Na verdade, não fosse – de novo – por aquele estranho fenômeno ao qual alude o jornalista na citação em epígrafe, os ateus deveriam ter percebido que havia alguma coisa estranha. Imposição de silêncio pontifício para casos de parafilias com “PORCOS, ÉGUAS, GALINHAS E VACAS”? Isso pode fazer sentido na cabeça atéia preconceituosa, mas ofende o bom senso. O voto de silêncio que é exigido nos casos de crimes de solicitação decorre da natureza sigilosa da penitência sacramental. O segredo de confissão é absolutamente inviolável e, por isso, as denúncias de crimes que ocorrem neste contexto também estão envoltas em sigilo. Não havendo Confissão Sacramental, não existe imposição de segredo; e, assim, fica desmascarada esta que talvez seja a mais cretina calúnia contra a Igreja que já tive a oportunidade de analisar aqui no Deus lo Vult!. Agradeço à UNA pela oportunidade.

Por último, e já esclarecida a questão principal e mais importante sobre a falsa “imposição de silêncio” da Igreja às vítimas de pedofilia, resta uma questão de somenos importância sobre se a Crimen Sollicitationis ainda está em vigor ou não. O cân. 6, logo na segunda página do CIC, diz o que segue:

Cân. 6 – §1. Com a entrada em vigor deste Código, são ab-rogados:

[…]

3º Quaisquer leis penais, universais ou particulares, dadas pela Sé Apostólica, a não ser que sejam acolhidas neste Código;

[Código de Direito Canônico]

Sempre soube que, com a entrada em vigor do Código de 1983, ficaram ab-rogadas as leis penais – incluindo, portanto, as excomunhões – promulgadas anteriormente. Na verdade, todo católico sabe (aliás, eu já disse aqui mais de uma vez) que só existem oito excomunhões automáticas, que são (1) revelação de sigilo sacramental, (2) absolvição de cúmplice em pecado contra o Sexto Mandamento, (3) agressão física contra o Romano Pontífice, (4) profanação eucarística, (5) heresia, apostasia ou cisma, (6) sagração episcopal sem mandato pontifício, (7) aborto provocado e (8) tentativa de ordenação feminina [esta, é recente]. Não existe nenhuma excomunhão automática para quem “revela Segredo do Santo Ofício”, desde a promulgação do Código vigente.
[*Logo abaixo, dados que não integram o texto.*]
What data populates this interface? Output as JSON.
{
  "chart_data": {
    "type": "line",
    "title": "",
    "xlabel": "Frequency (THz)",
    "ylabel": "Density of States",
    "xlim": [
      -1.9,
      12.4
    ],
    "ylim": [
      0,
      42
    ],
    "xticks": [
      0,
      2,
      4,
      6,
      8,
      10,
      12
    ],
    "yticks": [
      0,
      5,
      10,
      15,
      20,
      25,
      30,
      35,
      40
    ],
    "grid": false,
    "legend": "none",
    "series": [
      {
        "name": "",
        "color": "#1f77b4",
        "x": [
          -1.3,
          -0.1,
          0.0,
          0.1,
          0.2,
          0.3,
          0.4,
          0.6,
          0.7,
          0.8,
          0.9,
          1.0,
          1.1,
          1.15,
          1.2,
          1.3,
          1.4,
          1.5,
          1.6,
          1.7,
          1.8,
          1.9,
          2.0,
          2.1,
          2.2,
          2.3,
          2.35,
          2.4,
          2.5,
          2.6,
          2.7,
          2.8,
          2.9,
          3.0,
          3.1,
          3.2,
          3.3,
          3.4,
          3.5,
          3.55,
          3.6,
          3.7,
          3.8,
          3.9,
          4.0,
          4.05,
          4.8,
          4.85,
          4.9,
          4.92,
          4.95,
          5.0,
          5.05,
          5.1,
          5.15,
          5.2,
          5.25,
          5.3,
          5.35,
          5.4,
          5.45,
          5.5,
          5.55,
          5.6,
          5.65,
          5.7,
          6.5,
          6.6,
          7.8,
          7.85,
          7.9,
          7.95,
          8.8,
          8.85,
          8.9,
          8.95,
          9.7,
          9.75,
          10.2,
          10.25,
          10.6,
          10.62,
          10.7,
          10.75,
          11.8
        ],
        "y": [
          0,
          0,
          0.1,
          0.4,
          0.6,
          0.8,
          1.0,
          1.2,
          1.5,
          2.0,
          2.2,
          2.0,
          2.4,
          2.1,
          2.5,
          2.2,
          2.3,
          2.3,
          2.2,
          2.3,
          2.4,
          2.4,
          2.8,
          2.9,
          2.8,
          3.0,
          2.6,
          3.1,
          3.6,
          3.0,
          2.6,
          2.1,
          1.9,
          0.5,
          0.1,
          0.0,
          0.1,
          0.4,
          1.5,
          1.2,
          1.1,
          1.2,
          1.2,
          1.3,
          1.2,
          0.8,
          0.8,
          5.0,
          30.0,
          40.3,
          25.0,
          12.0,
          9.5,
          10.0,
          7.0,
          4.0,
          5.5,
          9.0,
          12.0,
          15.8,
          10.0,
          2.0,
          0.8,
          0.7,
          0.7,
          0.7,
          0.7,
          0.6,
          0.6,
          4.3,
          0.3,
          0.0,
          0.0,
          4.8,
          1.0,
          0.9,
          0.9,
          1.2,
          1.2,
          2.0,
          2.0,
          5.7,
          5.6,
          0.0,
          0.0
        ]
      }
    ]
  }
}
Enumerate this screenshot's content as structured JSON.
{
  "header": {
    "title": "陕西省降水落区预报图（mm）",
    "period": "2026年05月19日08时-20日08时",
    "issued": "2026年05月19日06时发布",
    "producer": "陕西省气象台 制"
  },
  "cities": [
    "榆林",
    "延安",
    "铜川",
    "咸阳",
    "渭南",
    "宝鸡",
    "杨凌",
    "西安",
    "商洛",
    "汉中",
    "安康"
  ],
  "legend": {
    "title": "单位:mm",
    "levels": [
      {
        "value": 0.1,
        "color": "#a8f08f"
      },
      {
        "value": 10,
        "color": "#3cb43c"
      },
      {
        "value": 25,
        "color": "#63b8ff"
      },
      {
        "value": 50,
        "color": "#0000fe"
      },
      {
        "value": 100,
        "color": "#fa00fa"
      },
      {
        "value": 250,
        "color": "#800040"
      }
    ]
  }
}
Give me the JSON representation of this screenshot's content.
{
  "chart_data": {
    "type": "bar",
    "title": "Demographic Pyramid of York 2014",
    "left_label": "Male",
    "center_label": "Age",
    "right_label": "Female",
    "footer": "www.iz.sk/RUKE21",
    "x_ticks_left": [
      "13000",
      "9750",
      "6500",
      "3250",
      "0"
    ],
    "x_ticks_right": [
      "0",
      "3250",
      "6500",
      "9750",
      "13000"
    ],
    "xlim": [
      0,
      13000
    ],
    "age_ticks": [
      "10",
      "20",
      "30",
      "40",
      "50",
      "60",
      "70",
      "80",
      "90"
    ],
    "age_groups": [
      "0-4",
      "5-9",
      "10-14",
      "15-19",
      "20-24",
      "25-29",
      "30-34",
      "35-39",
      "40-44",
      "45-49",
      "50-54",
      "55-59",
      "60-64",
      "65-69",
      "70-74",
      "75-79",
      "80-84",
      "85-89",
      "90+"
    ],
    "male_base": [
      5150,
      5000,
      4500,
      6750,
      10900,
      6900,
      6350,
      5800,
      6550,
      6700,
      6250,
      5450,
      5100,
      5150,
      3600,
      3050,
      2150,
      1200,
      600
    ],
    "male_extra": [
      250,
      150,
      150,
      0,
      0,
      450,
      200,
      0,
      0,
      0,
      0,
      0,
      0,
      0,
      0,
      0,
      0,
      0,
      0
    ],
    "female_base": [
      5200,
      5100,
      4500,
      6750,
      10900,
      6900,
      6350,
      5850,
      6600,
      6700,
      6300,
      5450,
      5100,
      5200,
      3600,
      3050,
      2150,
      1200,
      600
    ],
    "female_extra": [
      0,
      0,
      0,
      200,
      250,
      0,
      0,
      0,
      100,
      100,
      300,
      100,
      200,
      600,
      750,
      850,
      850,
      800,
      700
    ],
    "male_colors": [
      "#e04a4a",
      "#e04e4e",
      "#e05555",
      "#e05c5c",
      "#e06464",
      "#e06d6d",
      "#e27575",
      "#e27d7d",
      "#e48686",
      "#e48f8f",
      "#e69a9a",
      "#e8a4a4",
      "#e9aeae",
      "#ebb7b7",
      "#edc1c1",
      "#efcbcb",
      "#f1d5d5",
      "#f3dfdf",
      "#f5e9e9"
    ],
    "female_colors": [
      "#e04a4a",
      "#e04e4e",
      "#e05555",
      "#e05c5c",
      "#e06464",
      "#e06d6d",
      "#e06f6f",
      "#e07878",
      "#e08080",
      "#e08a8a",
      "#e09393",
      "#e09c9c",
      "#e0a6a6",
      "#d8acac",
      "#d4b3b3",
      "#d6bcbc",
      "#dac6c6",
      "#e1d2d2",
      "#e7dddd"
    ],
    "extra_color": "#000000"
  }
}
No entanto, o documento usado pela UNA para “provar” que a Crimen Sollicitationis continua em vigor é a Graviora Delicta. Esta Carta Apostólica não “evoca e confirma” a instrução de 1962 como disseram os ateus – ela apenas cita a instrução dizendo que até o momento estava em vigor. Na minha opinião, ela foi substituída pela própria Graviora Delicta, por força do motu proprio Sacramentorum Sanctitatis Tutela; por falta de competência, deixo no entanto esta questão para os canonistas, porque ela não faz muita diferença, já que a instrução de 2001 também fala em segredo pontifício para todas as coisas que nela são tratadas: Huiusmodi causae secreto pontificio subiectae sunt.

Demonstrado está, portanto, que a Igreja nunca impôs silêncio às vítimas de pedofilia, nem nos dias de hoje e nem à época da Crimen Sollicitationis. O Segredo Pontifício, antigo “Segredo do Santo Ofício”, decorre – no caso em pauta – do sigilo sacramental e não de uma tentativa da Igreja de “encobrir” os crimes dos Seus pastores; e este segredo, contudo, não se aplica aos casos de pedofilia, ao contrário do que o artigo da UNA se esforçou para provar.